Genau 5,2 Prozent Inflation – das ist ein Schlag ins Kontor, besonders für Menschen mit wenig Geld, die in der Regel einen größeren Anteil ihres Einkommens für die Lebenshaltung ausgeben müssen: Alte und Alleinerziehende zum Beispiel. Es trifft aber auch die Mittelschicht, wo Löhne und Gehälter erodieren. Selbst diejenigen, die tarifvertraglich und damit meist besser bezahlt werden als andere Arbeitnehmer, müssen im laufenden Jahr einen Reallohnverlust von 1,4 Prozent hinnehmen, weil die Inflation schneller steigt als die Löhne und Gehälter.
Nun ist es an der Zeit, die Zinswende einzuleiten. Zudem kann man die für Beschäftigte so wertvolle Tarifbindung dadurch stärken, dass öffentliche Aufträge nur noch an Firmen gehen, die Tarife zahlen. Und schließlich müssen die Regelsätze in der Grundsicherung angehoben werden. S soll es zum Jahreswechsel drei Euro mehr Hartz IV geben. Das ist keine Anhebung der Leistung, sondern de facto eine Kürzung.

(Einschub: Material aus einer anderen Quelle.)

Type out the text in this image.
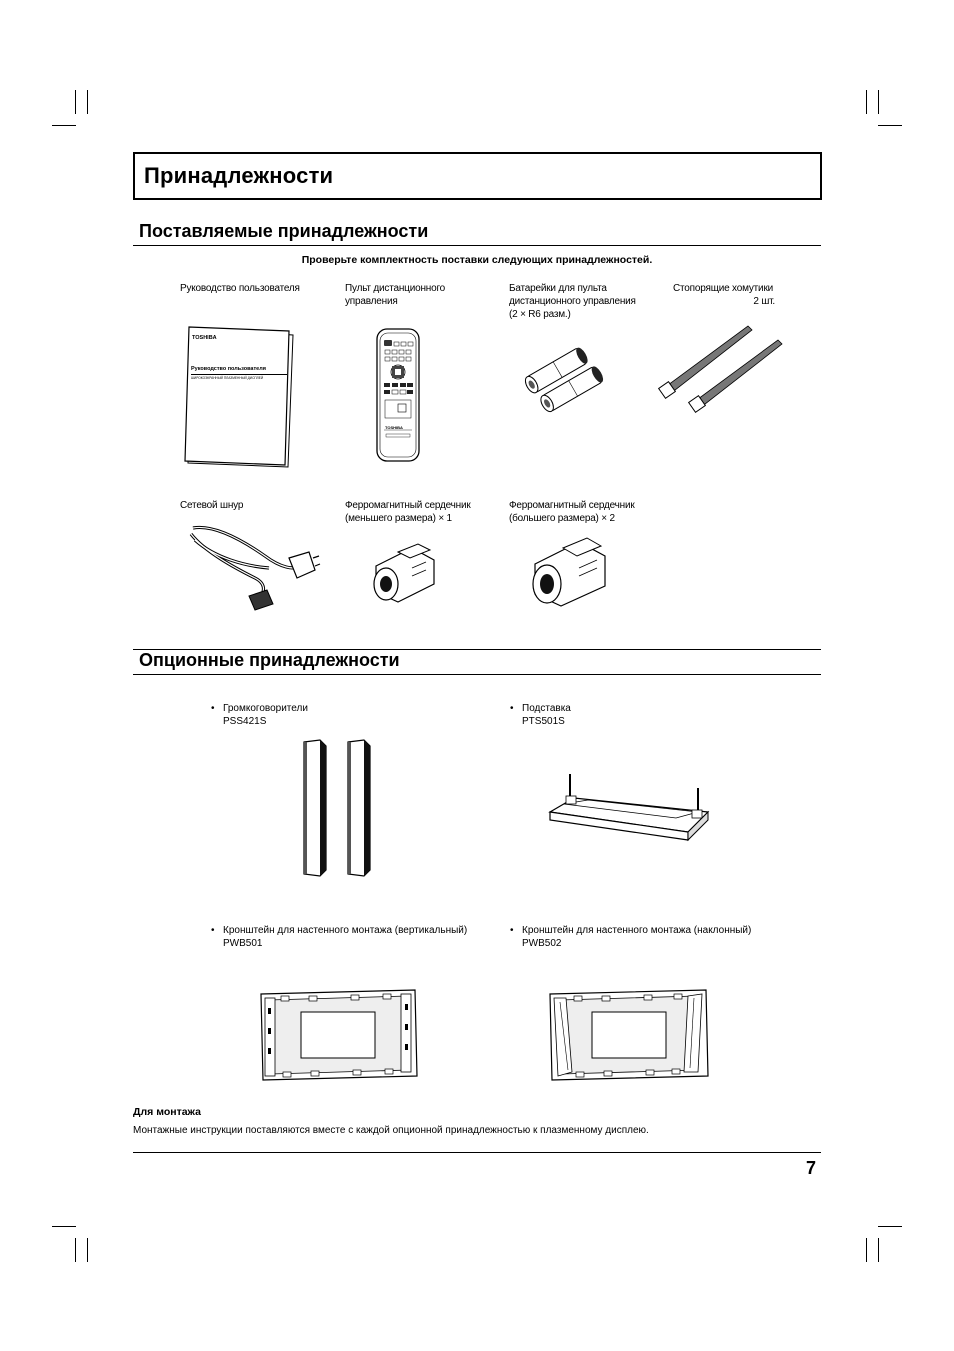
Принадлежности
Поставляемые принадлежности
Проверьте комплектность поставки следующих принадлежностей.
Руководство пользователя	Пульт дистанционного
управления
Батарейки для пульта
дистанционного управления
(2 × R6 разм.)
Стопорящие хомутики
2 шт.
TOSHIBA
Руководство пользователя
ШИРОКОЭКРАННЫЙ ПЛАЗМЕННЫЙ ДИСПЛЕЙ
TOSHIBA
Сетевой шнур	Ферромагнитный сердечник
(меньшего размера) × 1
Ферромагнитный сердечник
(большего размера) × 2
Опционные принадлежности
• Громкоговорители
PSS421S
• Подставка
PTS501S
• Кронштейн для настенного монтажа (вертикальный)
PWB501
• Кронштейн для настенного монтажа (наклонный)
PWB502
Для монтажа
Монтажные инструкции поставляются вместе с каждой опционной принадлежностью к плазменному дисплею.
7
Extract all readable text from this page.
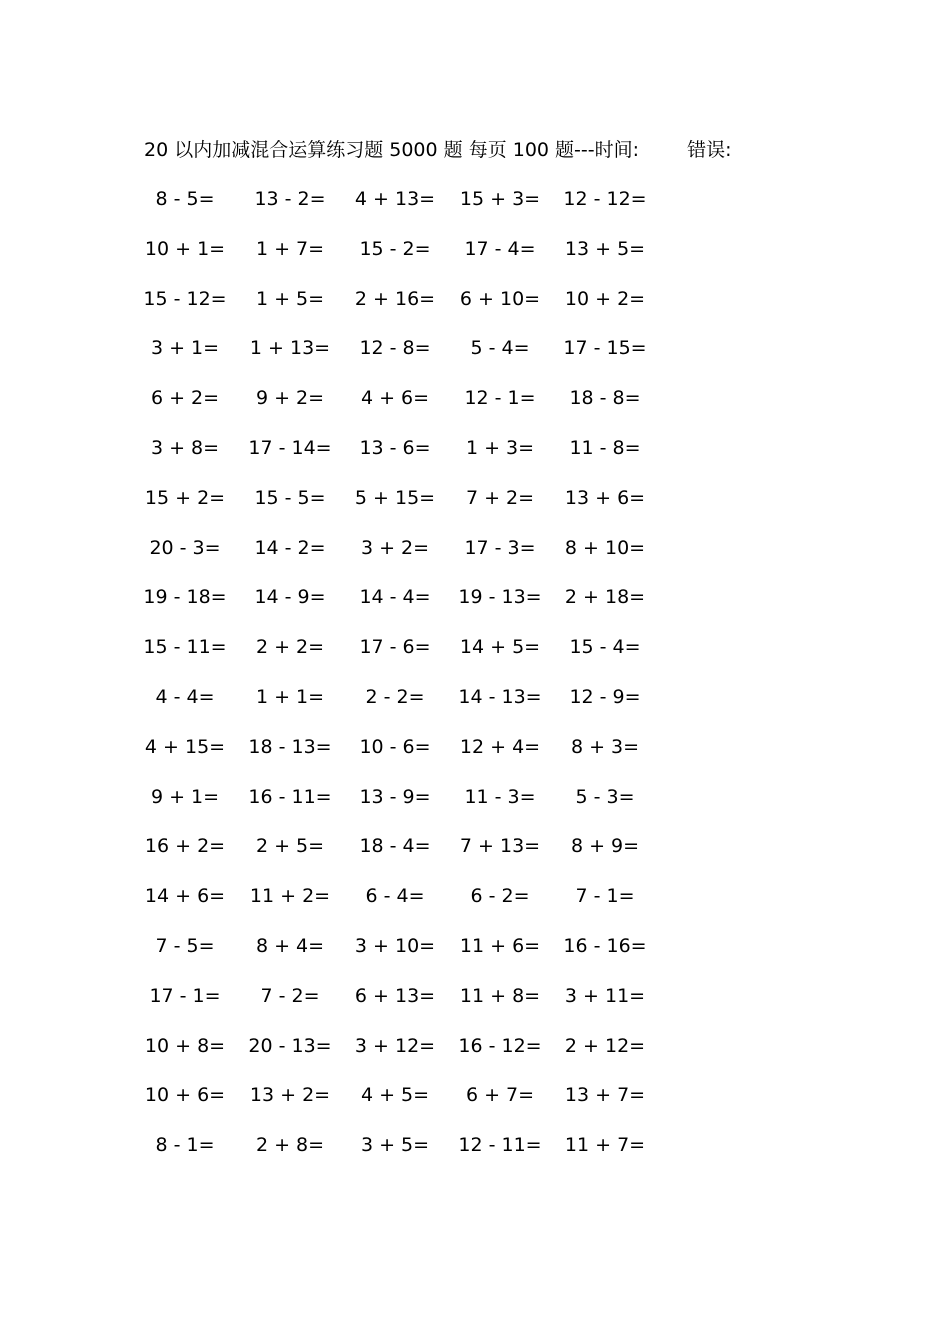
20 以内加减混合运算练习题 5000 题 每页 100 题---时间:	错误:
8 - 5=	13 - 2=	4 + 13=	15 + 3=	12 - 12=
10 + 1=	1 + 7=	15 - 2=	17 - 4=	13 + 5=
15 - 12=	1 + 5=	2 + 16=	6 + 10=	10 + 2=
3 + 1=	1 + 13=	12 - 8=	5 - 4=	17 - 15=
6 + 2=	9 + 2=	4 + 6=	12 - 1=	18 - 8=
3 + 8=	17 - 14=	13 - 6=	1 + 3=	11 - 8=
15 + 2=	15 - 5=	5 + 15=	7 + 2=	13 + 6=
20 - 3=	14 - 2=	3 + 2=	17 - 3=	8 + 10=
19 - 18=	14 - 9=	14 - 4=	19 - 13=	2 + 18=
15 - 11=	2 + 2=	17 - 6=	14 + 5=	15 - 4=
4 - 4=	1 + 1=	2 - 2=	14 - 13=	12 - 9=
4 + 15=	18 - 13=	10 - 6=	12 + 4=	8 + 3=
9 + 1=	16 - 11=	13 - 9=	11 - 3=	5 - 3=
16 + 2=	2 + 5=	18 - 4=	7 + 13=	8 + 9=
14 + 6=	11 + 2=	6 - 4=	6 - 2=	7 - 1=
7 - 5=	8 + 4=	3 + 10=	11 + 6=	16 - 16=
17 - 1=	7 - 2=	6 + 13=	11 + 8=	3 + 11=
10 + 8=	20 - 13=	3 + 12=	16 - 12=	2 + 12=
10 + 6=	13 + 2=	4 + 5=	6 + 7=	13 + 7=
8 - 1=	2 + 8=	3 + 5=	12 - 11=	11 + 7=
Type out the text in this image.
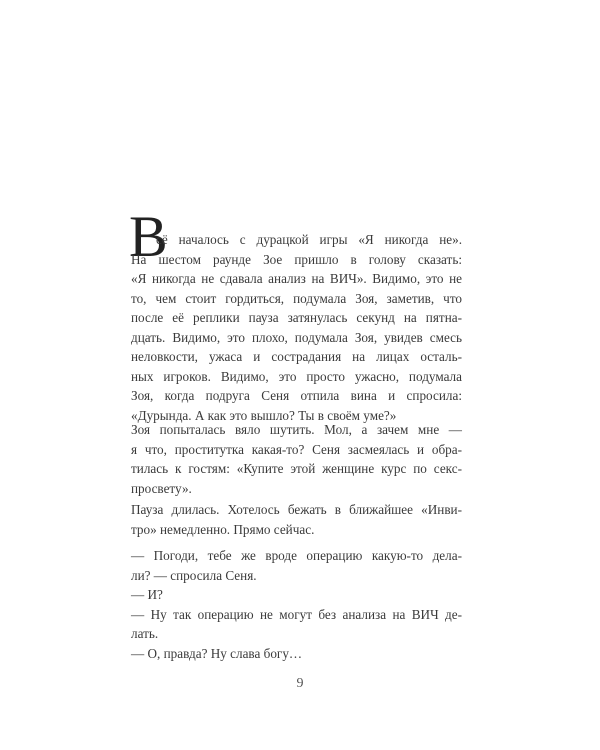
В
сё началось с дурацкой игры «Я никогда не».
На шестом раунде Зое пришло в голову сказать:
«Я никогда не сдавала анализ на ВИЧ». Видимо, это не
то, чем стоит гордиться, подумала Зоя, заметив, что
после её реплики пауза затянулась секунд на пятна-
дцать. Видимо, это плохо, подумала Зоя, увидев смесь
неловкости, ужаса и сострадания на лицах осталь-
ных игроков. Видимо, это просто ужасно, подумала
Зоя, когда подруга Сеня отпила вина и спросила:
«Дурында. А как это вышло? Ты в своём уме?»
Зоя попыталась вяло шутить. Мол, а зачем мне —
я что, проститутка какая-то? Сеня засмеялась и обра-
тилась к гостям: «Купите этой женщине курс по секс-
просвету».
Пауза длилась. Хотелось бежать в ближайшее «Инви-
тро» немедленно. Прямо сейчас.
— Погоди, тебе же вроде операцию какую-то дела-
ли? — спросила Сеня.
— И?
— Ну так операцию не могут без анализа на ВИЧ де-
лать.
— О, правда? Ну слава богу…
9
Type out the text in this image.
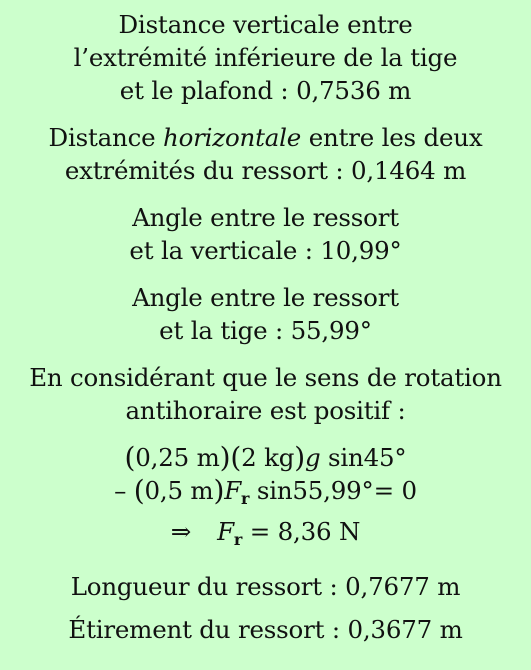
Distance verticale entre
l’extrémité inférieure de la tige
et le plafond : 0,7536 m
Distance horizontale entre les deux
extrémités du ressort : 0,1464 m
Angle entre le ressort
et la verticale : 10,99°
Angle entre le ressort
et la tige : 55,99°
En considérant que le sens de rotation
antihoraire est positif :
(0,25 m)(2 kg)g sin45°
– (0,5 $m)F_r$ sin55,99°= 0
⇒ $F_r = 8,36$ N
Longueur du ressort : 0,7677 m
Étirement du ressort : 0,3677 m
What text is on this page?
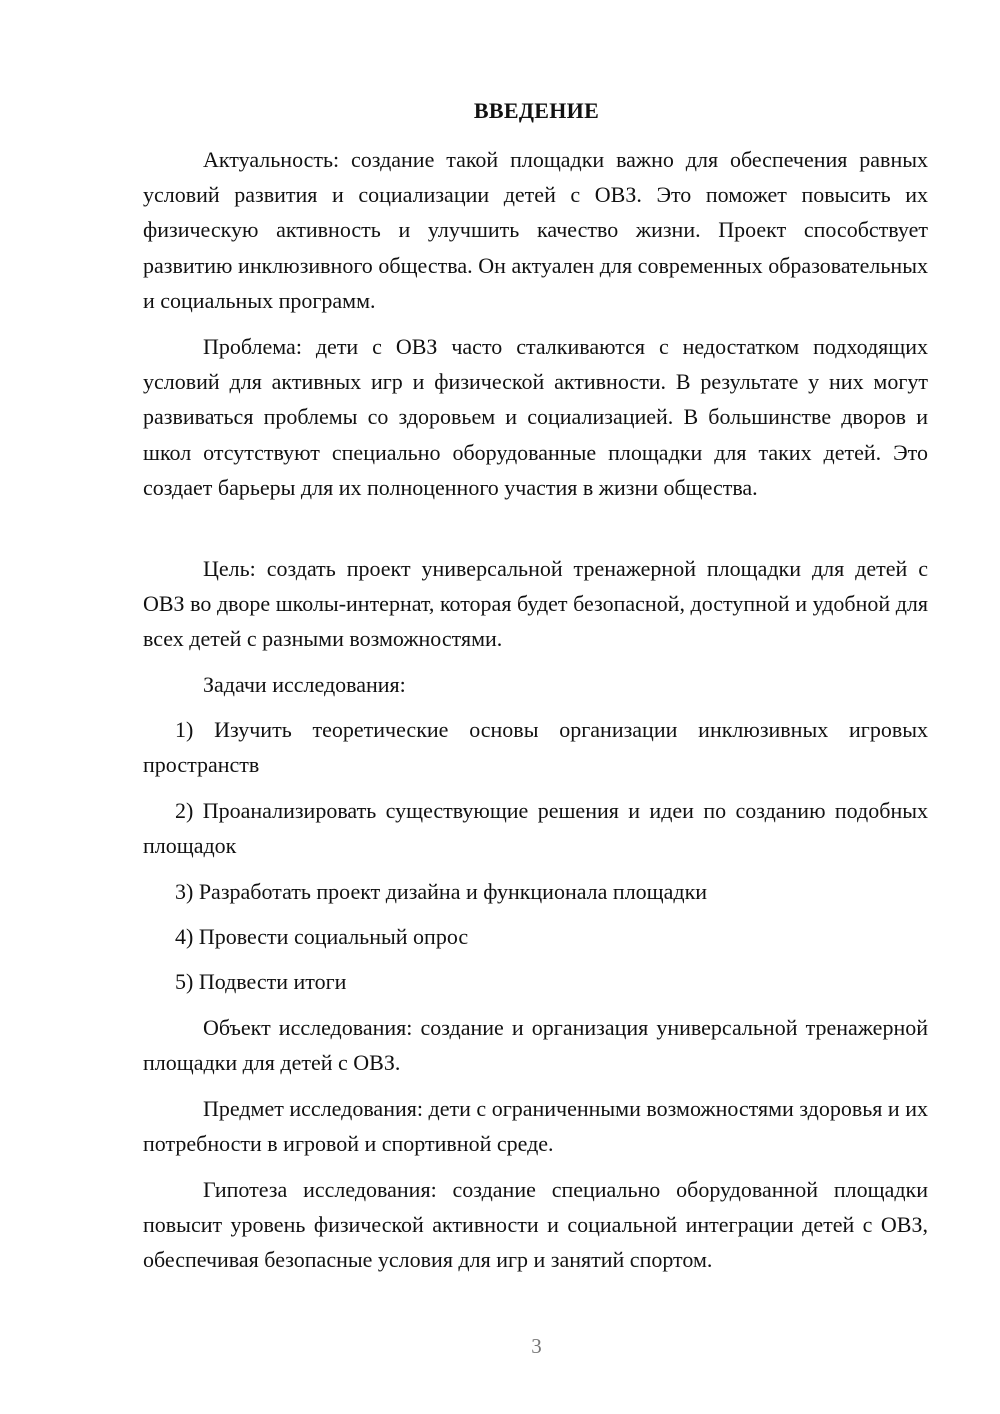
ВВЕДЕНИЕ

Актуальность: создание такой площадки важно для обеспечения равных условий развития и социализации детей с ОВЗ. Это поможет повысить их физическую активность и улучшить качество жизни. Проект способствует развитию инклюзивного общества. Он актуален для современных образовательных и социальных программ.

Проблема: дети с ОВЗ часто сталкиваются с недостатком подходящих условий для активных игр и физической активности. В результате у них могут развиваться проблемы со здоровьем и социализацией. В большинстве дворов и школ отсутствуют специально оборудованные площадки для таких детей. Это создает барьеры для их полноценного участия в жизни общества.

Цель: создать проект универсальной тренажерной площадки для детей с ОВЗ во дворе школы-интернат, которая будет безопасной, доступной и удобной для всех детей с разными возможностями.

Задачи исследования:

1) Изучить теоретические основы организации инклюзивных игровых пространств

2) Проанализировать существующие решения и идеи по созданию подобных площадок

3) Разработать проект дизайна и функционала площадки

4) Провести социальный опрос

5) Подвести итоги

Объект исследования: создание и организация универсальной тренажерной площадки для детей с ОВЗ.

Предмет исследования: дети с ограниченными возможностями здоровья и их потребности в игровой и спортивной среде.

Гипотеза исследования: создание специально оборудованной площадки повысит уровень физической активности и социальной интеграции детей с ОВЗ, обеспечивая безопасные условия для игр и занятий спортом.

3
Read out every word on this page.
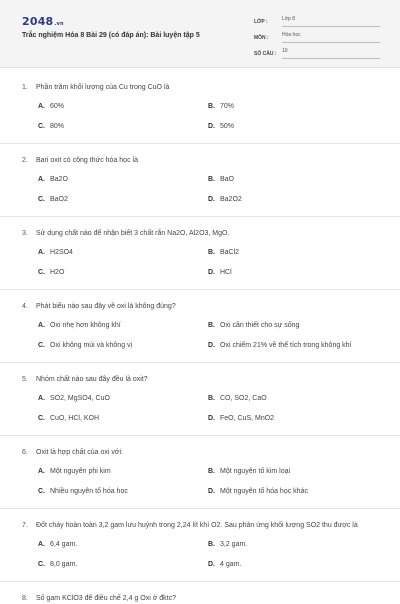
2048.vn
Trắc nghiệm Hóa 8 Bài 29 (có đáp án): Bài luyện tập 5
LỚP :	Lớp 8
MÔN :	Hóa học
SỐ CÂU :	10
1.	Phần trăm khối lượng của Cu trong CuO là
A. 60%	B. 70%
C. 80%	D. 50%
2.	Bari oxit có công thức hóa học là
A. Ba2O	B. BaO
C. BaO2	D. Ba2O2
3.	Sử dụng chất nào để nhận biết 3 chất rắn Na2O, Al2O3, MgO.
A. H2SO4	B. BaCl2
C. H2O	D. HCl
4.	Phát biểu nào sau đây về oxi là không đúng?
A. Oxi nhẹ hơn không khí	B. Oxi cần thiết cho sự sống
C. Oxi không mùi và không vị	D. Oxi chiếm 21% về thể tích trong không khí
5.	Nhóm chất nào sau đây đều là oxit?
A. SO2, MgSO4, CuO	B. CO, SO2, CaO
C. CuO, HCl, KOH	D. FeO, CuS, MnO2
6.	Oxit là hợp chất của oxi với:
A. Một nguyên phi kim	B. Một nguyên tố kim loại
C. Nhiều nguyên tố hóa học	D. Một nguyên tố hóa học khác
7.	Đốt cháy hoàn toàn 3,2 gam lưu huỳnh trong 2,24 lít khí O2. Sau phản ứng khối lượng SO2 thu được là
A. 6,4 gam.	B. 3,2 gam.
C. 8,0 gam.	D. 4 gam.
8.	Số gam KClO3 để điều chế 2,4 g Oxi ở đktc?
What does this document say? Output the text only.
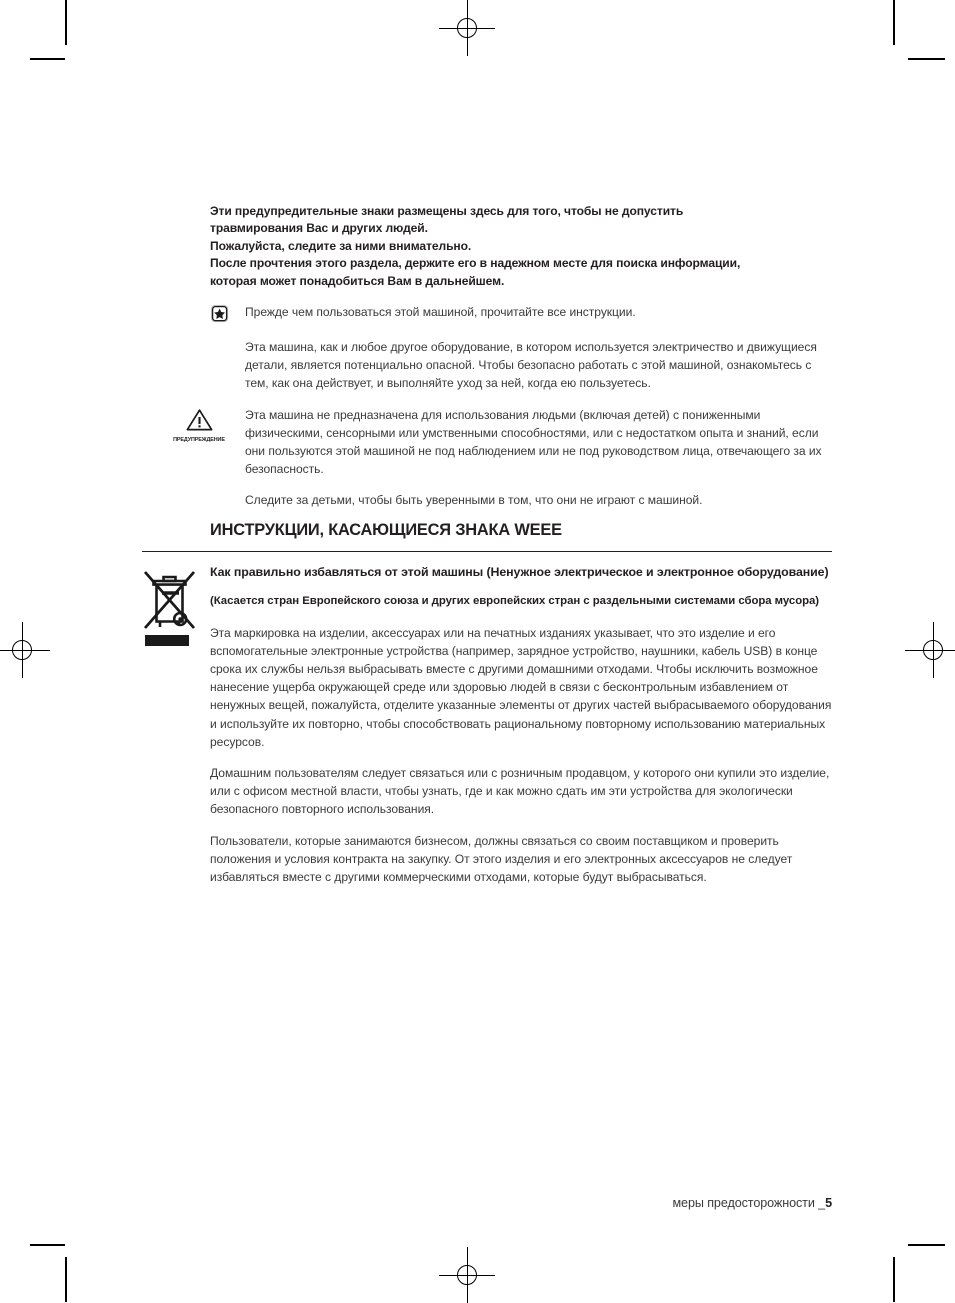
Эти предупредительные знаки размещены здесь для того, чтобы не допустить
травмирования Вас и других людей.
Пожалуйста, следите за ними внимательно.
После прочтения этого раздела, держите его в надежном месте для поиска информации,
которая может понадобиться Вам в дальнейшем.

Прежде чем пользоваться этой машиной, прочитайте все инструкции.

Эта машина, как и любое другое оборудование, в котором используется электричество и движущиеся детали, является потенциально опасной. Чтобы безопасно работать с этой машиной, ознакомьтесь с тем, как она действует, и выполняйте уход за ней, когда ею пользуетесь.

ПРЕДУПРЕЖДЕНИЕ

Эта машина не предназначена для использования людьми (включая детей) с пониженными физическими, сенсорными или умственными способностями, или с недостатком опыта и знаний, если они пользуются этой машиной не под наблюдением или не под руководством лица, отвечающего за их безопасность.

Следите за детьми, чтобы быть уверенными в том, что они не играют с машиной.

ИНСТРУКЦИИ, КАСАЮЩИЕСЯ ЗНАКА WEEE

Как правильно избавляться от этой машины (Ненужное электрическое и электронное оборудование)

(Касается стран Европейского союза и других европейских стран с раздельными системами сбора мусора)

Эта маркировка на изделии, аксессуарах или на печатных изданиях указывает, что это изделие и его вспомогательные электронные устройства (например, зарядное устройство, наушники, кабель USB) в конце срока их службы нельзя выбрасывать вместе с другими домашними отходами. Чтобы исключить возможное нанесение ущерба окружающей среде или здоровью людей в связи с бесконтрольным избавлением от ненужных вещей, пожалуйста, отделите указанные элементы от других частей выбрасываемого оборудования и используйте их повторно, чтобы способствовать рациональному повторному использованию материальных ресурсов.

Домашним пользователям следует связаться или с розничным продавцом, у которого они купили это изделие, или с офисом местной власти, чтобы узнать, где и как можно сдать им эти устройства для экологически безопасного повторного использования.

Пользователи, которые занимаются бизнесом, должны связаться со своим поставщиком и проверить положения и условия контракта на закупку. От этого изделия и его электронных аксессуаров не следует избавляться вместе с другими коммерческими отходами, которые будут выбрасываться.

меры предосторожности _5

Natürlich ist es wichtig, die Inflation nicht durch überzogene Forderungen anzuheizen. Aber das tun die Gewerkschaften auch nicht. Sie verhalten sich aktuell sehr moderat. Ein Inflationsausgleich aber muss sein. Das gilt umso mehr, als Corona und die anlaufende Transformation den Menschen sehr viel abverlangen: Weitere Kostensteigerungen sind schon programmiert.